“I don’t think anything has been worse for the Jewish people than the state of Israel.” This statement sums up the position of American academic and activist Joel Kovel, who was in town [Vancouver] Sept. 20 promoting his new book, Overcoming Zionism.
Kovel, a longtime critic of Israel and its policies, was invited to speak in Vancouver by the Palestinian solidarity organizations Canada-Palestine Support Network (Canpalnet) and Boycott Israeli Apartheid Campaign (BIAC).
The talk, which took place at Simon Fraser University‘s downtown campus, drew a crowd of about 90 people. Kovel’s two-hour lecture was an extrapolation of his book, in which he argues that the inner contradictions of Zionism have led Israel to a “state-sponsored racism” similar to that of apartheid South Africa, which can only be overcome by the formation of a single-state, secular democracy and the elimination of the law of return.
Kovel decided to give his lecture the title Zionism and its Discontents. Evocative of Sigmund Freud’s book Civilization and its Discontents, the title refers to Kovel’s psychoanalytic treatment of the Zionist project and its outcomes.
“I recognized in my own upbringing a very constant refrain, which was [that], as Jewish people, we were ‘the light unto the nations’ – that we were a people who lived by a high ethical standard, for whom justice was the highest value and alike,” said Kovel, who grew up in a Jewish home in Brooklyn, N.Y. “I hold that that notion is real and persistent. On the other hand, it seems to be contradicted by real practices, practices that have to do with tremendous transgressions that are undertaken also in the name of a notion of being Jewish, and that has to do with the origins of the state of Israel and the ideology of Zionism.”

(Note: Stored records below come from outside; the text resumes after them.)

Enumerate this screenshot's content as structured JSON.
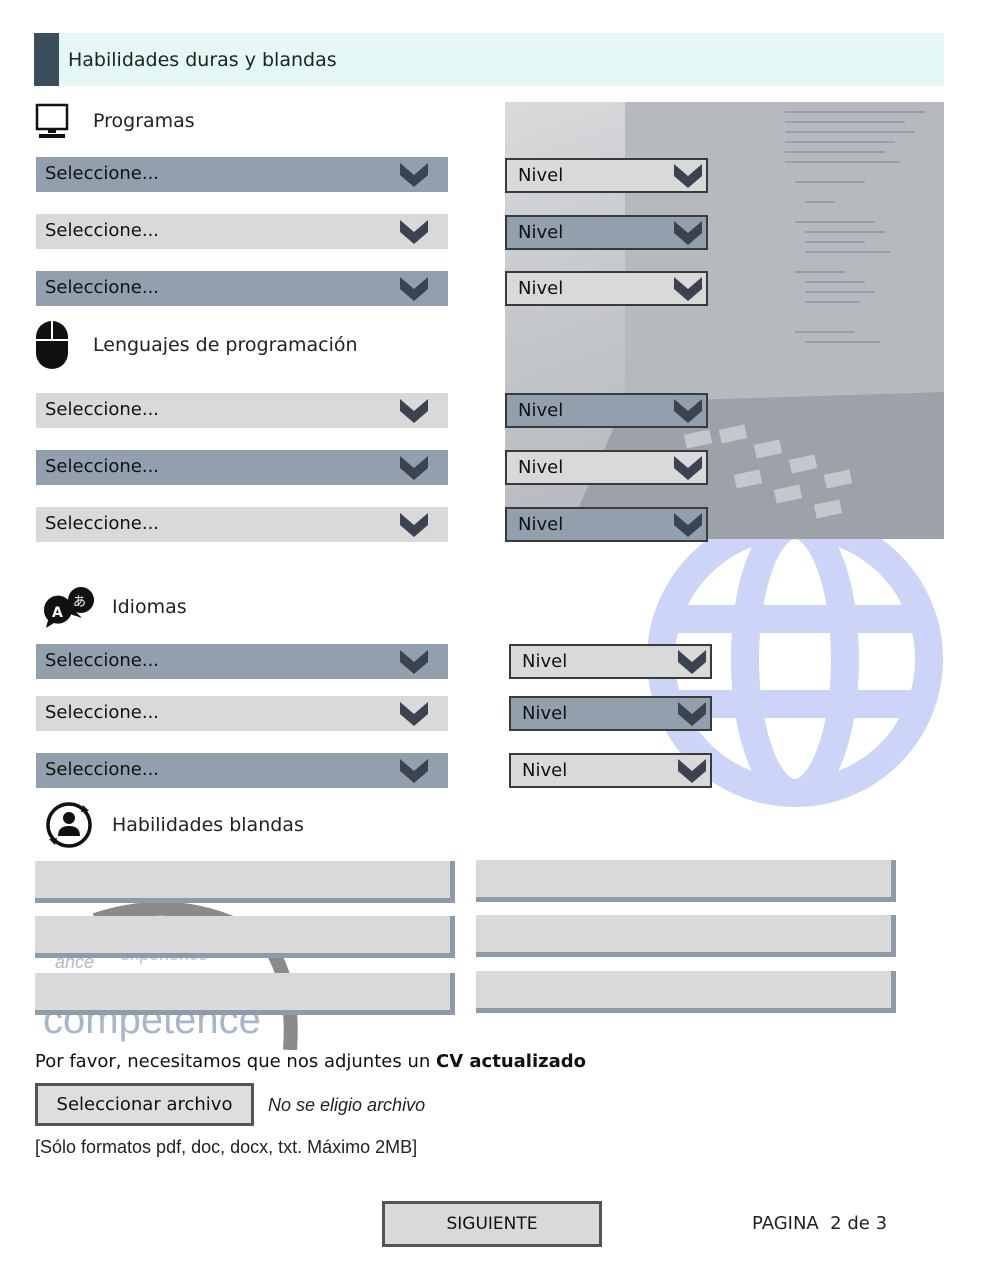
{
  "header": {
    "title": "Habilidades duras y blandas"
  },
  "sections": {
    "programs": "Programas",
    "languages_prog": "Lenguajes de programación",
    "idioms": "Idiomas",
    "soft": "Habilidades blandas"
  },
  "select_placeholder": "Seleccione...",
  "level_placeholder": "Nivel",
  "background_words": {
    "w1": "ance",
    "w2": "experience",
    "w3": "competence"
  },
  "upload": {
    "prompt_prefix": "Por favor, necesitamos que nos adjuntes un ",
    "prompt_bold": "CV actualizado",
    "button_label": "Seleccionar archivo",
    "no_file": "No se eligio archivo",
    "formats_note": "[Sólo formatos pdf, doc, docx, txt. Máximo 2MB]"
  },
  "footer": {
    "next_label": "SIGUIENTE",
    "page_indicator": "PAGINA  2 de 3"
  },
  "colors": {
    "select_dark": "#929fad",
    "select_light": "#d9d9d9",
    "header_bar": "#3b4e5e",
    "header_bg": "#e6f8f5",
    "globe": "#ccd5f7"
  }
}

Kovel, a psychoanalyst, calls this internal contradiction “bad consciousness” and characterizes it as an essential feature of Jewish identity and critical for understanding Israel.
According to Kovel, problems between Jews and the local inhabitants of the region of Palestine only arose once Jews decided to form a nation-state. For Kovel, statehood means the legitimization of violence in the hands of an organization. He claimed that this requirement was irreconcilable with the Jewish claim of moral superiority and universal justice.
“Hence, they were facing a tremendous contradiction right from the start, and this contradiction led to various distortions, among them the claim that there were no Palestinians inhabiting the land,” said Kovel, referring to a quote by Golda Meir.
From then on, he continued, the Jewish state was on an irreversible path towards what he referred to as “a settler colonial process, reminiscent of the American takeover of First Nations’ lands or the Afrikaners’ conquering of South Africa.” In the process, he said, Jews would have to operate a policy of ethnic cleansing against the local inhabitants and create a state structured on what Kovel described as a form of racism.
Kovel went on to declare that Israel could not exist without the approval of the rest of the world and was particularly dependent on the goodwill of the global powerhouses – first the British Empire and now, the United States. He was also highly critical of the Israeli lobbying efforts in Canada, but especially in his home country, arguing that they possess unwieldy influence and ensure that the current unjust situation continues.
Kovel said that he has been encouraged by the recent openness to discussion of some of these issues in a critical way. He said that, until recently, he wouldn’t have felt comfortable writing the book, but that something in the environment has changed and that it is now more acceptable to criticize Israel and its treatment of the Palestinians. He acknowledged that his mother would have hated his book.
Kovel made no mention during his lecture of terrorist and other security threats against Israel. Following the lecture, he answered questions from audience members dealing with issues such as the differences between the Israeli and the international media’s willingness to criticize Israeli policy and what he described as the surprising compact between Israeli lobbying groups and representatives of Christian Zionism.
Kovel concluded by stating that, “The potential of Israel devolving into a fascist state is all too real” and that “AIPAC [the American Israel Public Affairs Committee] should be registered as an agent of a foreign power.”
Ron Friedman is a Vancouver freelance writer.